Your brain sometimes feels saturated in the morning, between urgent emails, video meetings and endless news feeds. In these pressured environments, memory becomes much more than a simple memory of codes or first names: it is a strategic asset for deciding quickly, keeping an overview and not getting lost in the flow.
However, many delegate everything to their screens and experience their forgetfulness as an inevitability. Recent research among American intelligence analysts shows something else: with targeted training, memory behaves like a mental fitness muscle, capable of regaining sharpness. And this approach is a surprisingly simple habit.
An overloaded modern brain, not “bad at memory”
Between notifications, multitasking and piling up files, information overload especially exhausts attention. Memory is not a simple hard drive: it encodes, organizes, then retrieves information. When this sorting is done poorly, your head spins, you reread the same notes over and over again and your concentration ends up breaking down.
Considering memory as training, and not as a fixed gift, changes everyday life. Short mental routines free up bandwidth: instead of spending energy remembering, the brain can devote itself to analyzing, deciding, creating. This effect matters even more among professionals over the age of 34, when responsibilities and the risk of cognitive decline increase together.
Cody Herr’s experiment: when the elite memory palace proves itself
In 2025, analyst Cody Herr tested this idea with thirty intelligence professionals. Selected at random, some received training in three ancient techniques: the memory palace method, the major system for numbers and elaborative encoding, which transforms abstract data into vivid images. Everyone had to memorize sequences of actors and actions, then recall them immediately and a week later.

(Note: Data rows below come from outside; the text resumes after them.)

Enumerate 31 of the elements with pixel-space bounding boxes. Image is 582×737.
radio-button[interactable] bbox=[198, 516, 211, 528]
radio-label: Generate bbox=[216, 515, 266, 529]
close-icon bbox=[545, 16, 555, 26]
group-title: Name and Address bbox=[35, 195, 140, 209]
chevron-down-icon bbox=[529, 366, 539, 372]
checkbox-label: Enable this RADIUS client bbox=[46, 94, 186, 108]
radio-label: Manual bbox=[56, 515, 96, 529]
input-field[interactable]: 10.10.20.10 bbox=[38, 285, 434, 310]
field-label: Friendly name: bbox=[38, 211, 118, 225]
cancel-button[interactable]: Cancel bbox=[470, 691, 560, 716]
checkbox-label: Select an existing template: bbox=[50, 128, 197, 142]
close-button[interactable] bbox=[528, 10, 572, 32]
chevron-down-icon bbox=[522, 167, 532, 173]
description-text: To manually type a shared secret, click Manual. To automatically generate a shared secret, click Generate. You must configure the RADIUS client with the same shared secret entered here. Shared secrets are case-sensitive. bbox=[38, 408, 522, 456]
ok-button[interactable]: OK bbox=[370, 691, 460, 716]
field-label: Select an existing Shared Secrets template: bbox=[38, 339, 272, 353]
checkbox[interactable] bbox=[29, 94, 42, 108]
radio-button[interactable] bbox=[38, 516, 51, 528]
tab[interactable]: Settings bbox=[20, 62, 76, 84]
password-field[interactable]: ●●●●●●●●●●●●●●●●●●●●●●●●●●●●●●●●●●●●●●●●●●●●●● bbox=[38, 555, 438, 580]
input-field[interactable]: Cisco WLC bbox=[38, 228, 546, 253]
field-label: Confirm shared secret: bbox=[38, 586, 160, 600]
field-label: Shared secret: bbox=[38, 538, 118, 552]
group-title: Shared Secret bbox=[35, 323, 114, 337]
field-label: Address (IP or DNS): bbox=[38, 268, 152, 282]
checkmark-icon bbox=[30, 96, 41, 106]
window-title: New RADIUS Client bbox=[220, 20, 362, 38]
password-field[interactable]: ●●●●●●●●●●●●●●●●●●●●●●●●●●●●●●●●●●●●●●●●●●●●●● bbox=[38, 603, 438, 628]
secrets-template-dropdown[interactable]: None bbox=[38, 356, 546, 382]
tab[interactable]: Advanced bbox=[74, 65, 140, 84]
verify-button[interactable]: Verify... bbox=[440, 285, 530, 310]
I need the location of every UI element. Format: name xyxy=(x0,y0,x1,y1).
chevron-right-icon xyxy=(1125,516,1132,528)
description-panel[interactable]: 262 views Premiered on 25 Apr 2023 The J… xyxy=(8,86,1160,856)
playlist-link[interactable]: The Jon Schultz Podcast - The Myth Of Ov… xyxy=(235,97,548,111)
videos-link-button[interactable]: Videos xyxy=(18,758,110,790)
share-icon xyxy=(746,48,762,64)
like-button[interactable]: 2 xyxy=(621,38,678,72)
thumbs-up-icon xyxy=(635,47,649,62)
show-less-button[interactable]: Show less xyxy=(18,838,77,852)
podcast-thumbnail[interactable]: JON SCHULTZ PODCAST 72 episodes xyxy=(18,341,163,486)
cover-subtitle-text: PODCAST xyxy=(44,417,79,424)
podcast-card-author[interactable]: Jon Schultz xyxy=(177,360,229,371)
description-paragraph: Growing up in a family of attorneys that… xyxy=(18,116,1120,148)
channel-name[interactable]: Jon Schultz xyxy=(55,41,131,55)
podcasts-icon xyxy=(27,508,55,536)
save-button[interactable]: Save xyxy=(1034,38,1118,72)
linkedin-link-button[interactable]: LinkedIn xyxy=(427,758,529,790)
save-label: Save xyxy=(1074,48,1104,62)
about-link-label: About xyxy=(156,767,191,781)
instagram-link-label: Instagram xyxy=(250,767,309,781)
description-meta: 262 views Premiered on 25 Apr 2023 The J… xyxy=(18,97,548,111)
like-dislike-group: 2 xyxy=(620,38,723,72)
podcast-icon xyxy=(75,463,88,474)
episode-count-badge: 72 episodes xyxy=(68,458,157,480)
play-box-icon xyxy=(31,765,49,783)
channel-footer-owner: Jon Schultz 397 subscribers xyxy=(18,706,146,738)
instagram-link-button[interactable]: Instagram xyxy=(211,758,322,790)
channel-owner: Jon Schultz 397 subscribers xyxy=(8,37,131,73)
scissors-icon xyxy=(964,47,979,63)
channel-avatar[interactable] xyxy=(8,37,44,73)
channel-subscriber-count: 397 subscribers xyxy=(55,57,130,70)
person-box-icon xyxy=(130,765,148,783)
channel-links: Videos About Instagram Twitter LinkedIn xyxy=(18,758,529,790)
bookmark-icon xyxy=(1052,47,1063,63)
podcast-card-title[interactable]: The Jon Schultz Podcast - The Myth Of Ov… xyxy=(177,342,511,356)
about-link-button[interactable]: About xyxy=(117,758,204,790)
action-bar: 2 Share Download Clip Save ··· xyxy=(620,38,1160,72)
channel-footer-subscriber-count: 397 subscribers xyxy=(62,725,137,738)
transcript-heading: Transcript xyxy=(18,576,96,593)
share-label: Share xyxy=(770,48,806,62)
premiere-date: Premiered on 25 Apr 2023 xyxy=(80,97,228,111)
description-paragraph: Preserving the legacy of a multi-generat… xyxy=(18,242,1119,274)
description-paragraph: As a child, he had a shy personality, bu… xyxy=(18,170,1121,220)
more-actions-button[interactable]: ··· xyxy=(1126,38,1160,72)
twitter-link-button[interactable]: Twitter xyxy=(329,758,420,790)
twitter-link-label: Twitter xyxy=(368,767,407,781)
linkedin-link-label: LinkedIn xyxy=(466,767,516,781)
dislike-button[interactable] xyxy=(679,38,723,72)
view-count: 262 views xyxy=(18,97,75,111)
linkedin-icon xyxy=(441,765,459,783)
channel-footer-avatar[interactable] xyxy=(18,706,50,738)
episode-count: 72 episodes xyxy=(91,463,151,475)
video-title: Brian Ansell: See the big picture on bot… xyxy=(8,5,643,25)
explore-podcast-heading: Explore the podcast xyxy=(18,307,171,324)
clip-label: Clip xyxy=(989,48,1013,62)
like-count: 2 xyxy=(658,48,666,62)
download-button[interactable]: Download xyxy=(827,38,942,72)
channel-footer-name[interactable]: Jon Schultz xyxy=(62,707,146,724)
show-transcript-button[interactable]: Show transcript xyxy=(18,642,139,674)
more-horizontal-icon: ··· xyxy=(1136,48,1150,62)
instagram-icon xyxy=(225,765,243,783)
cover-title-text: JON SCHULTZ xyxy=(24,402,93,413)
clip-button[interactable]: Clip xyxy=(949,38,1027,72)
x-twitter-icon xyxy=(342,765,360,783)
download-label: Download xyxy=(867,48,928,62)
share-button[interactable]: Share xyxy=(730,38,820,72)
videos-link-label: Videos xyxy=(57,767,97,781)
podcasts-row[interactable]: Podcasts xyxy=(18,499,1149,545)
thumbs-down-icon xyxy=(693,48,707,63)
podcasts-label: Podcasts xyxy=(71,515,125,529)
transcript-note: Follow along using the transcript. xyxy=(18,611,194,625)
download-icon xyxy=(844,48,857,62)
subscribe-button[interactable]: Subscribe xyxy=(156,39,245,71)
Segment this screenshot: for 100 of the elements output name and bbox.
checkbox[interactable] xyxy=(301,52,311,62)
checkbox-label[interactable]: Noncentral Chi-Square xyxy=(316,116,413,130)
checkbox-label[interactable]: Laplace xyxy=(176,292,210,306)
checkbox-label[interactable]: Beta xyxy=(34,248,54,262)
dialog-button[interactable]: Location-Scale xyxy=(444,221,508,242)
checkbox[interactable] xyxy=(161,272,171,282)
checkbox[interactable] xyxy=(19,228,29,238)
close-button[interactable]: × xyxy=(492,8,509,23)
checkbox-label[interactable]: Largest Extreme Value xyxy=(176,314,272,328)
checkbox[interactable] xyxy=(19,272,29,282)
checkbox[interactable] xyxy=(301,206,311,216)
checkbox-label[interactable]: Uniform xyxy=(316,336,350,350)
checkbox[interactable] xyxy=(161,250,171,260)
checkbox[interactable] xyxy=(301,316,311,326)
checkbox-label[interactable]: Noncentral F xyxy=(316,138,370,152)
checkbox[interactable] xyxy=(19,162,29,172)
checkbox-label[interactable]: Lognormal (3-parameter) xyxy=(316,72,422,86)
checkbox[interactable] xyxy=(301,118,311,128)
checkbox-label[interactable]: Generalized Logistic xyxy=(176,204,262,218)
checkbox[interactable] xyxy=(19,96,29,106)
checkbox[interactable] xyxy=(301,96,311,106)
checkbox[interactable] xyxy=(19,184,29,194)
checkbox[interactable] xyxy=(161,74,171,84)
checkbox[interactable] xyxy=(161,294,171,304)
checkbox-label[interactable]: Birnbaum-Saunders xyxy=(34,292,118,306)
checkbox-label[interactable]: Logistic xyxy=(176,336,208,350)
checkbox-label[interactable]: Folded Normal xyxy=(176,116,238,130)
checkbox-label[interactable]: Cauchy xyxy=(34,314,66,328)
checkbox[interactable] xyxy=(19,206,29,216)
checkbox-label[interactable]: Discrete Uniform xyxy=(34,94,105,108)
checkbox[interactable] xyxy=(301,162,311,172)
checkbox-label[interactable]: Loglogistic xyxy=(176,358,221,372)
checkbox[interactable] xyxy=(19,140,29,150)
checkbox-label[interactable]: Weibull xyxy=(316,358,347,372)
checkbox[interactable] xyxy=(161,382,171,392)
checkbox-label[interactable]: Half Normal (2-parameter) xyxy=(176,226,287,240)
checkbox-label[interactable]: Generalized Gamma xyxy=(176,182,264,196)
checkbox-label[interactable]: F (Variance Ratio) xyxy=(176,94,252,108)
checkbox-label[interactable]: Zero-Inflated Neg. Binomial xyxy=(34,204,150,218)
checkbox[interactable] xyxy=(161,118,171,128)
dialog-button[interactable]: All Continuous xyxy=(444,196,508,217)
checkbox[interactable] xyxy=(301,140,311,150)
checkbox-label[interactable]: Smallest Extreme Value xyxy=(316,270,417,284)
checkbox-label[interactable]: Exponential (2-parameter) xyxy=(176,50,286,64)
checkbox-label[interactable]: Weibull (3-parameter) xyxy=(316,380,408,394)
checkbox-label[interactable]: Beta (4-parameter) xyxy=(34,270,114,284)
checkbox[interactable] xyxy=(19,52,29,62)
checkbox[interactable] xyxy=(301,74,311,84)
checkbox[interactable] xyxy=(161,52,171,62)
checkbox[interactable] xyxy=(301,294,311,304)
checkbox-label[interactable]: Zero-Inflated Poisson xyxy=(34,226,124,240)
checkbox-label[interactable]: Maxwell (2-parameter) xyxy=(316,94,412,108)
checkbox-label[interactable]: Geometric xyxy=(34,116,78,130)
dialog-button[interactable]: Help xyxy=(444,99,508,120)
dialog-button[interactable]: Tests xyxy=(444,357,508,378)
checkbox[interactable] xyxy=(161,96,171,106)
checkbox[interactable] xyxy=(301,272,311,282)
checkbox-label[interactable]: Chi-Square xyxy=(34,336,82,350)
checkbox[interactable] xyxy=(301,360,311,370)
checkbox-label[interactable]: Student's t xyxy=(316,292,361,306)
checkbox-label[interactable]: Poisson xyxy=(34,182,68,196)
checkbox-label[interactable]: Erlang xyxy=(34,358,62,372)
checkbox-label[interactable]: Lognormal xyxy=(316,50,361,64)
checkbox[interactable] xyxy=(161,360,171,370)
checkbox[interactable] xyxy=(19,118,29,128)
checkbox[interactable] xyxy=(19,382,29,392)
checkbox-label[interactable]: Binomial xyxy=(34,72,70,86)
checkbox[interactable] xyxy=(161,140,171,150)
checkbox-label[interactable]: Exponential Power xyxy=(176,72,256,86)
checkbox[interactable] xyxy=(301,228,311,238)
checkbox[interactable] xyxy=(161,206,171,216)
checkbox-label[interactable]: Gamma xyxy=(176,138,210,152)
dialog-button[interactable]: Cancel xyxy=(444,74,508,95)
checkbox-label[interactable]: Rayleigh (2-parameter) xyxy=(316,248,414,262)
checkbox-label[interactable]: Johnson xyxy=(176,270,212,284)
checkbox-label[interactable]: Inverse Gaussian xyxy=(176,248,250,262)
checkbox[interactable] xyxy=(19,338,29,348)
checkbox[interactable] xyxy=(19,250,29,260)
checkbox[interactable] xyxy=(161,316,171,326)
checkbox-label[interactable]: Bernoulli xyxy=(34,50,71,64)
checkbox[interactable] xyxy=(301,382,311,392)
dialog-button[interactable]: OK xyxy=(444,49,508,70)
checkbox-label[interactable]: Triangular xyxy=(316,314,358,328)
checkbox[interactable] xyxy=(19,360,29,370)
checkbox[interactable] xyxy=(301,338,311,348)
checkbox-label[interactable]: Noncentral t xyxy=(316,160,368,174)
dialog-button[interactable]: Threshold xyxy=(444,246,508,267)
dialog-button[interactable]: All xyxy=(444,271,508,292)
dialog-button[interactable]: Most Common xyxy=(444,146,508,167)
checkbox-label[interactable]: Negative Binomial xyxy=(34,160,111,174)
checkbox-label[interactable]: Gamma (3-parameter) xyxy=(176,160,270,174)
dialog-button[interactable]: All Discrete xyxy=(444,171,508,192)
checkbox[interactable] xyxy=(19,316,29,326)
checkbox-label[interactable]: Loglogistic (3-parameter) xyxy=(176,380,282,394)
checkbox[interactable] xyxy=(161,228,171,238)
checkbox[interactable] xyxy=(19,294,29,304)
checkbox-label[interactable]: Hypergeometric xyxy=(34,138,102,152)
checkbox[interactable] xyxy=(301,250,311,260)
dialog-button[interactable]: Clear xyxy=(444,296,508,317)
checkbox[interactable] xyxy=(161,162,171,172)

The results were surprising: the trained group obtained 45% higher scores on recall exercises, retained 57% more information after a week, and its members were five times more likely to achieve perfect recall. Neither years of experience nor level of education made a difference; on the other hand, practicing these memory techniques increased performance.
Transform this science into a habit to improve memory and concentration
Concretely, everyone can transform these results into a ritual of a few minutes. We choose a familiar route, like our apartment or the journey to work, with notable points. Each morning, a few key pieces of information from the day become striking, emotional scenes, “deposited” in these mental locations. In the evening, we repeat the journey in thought: the facts come back and the mind remains available to concentrate on what really matters.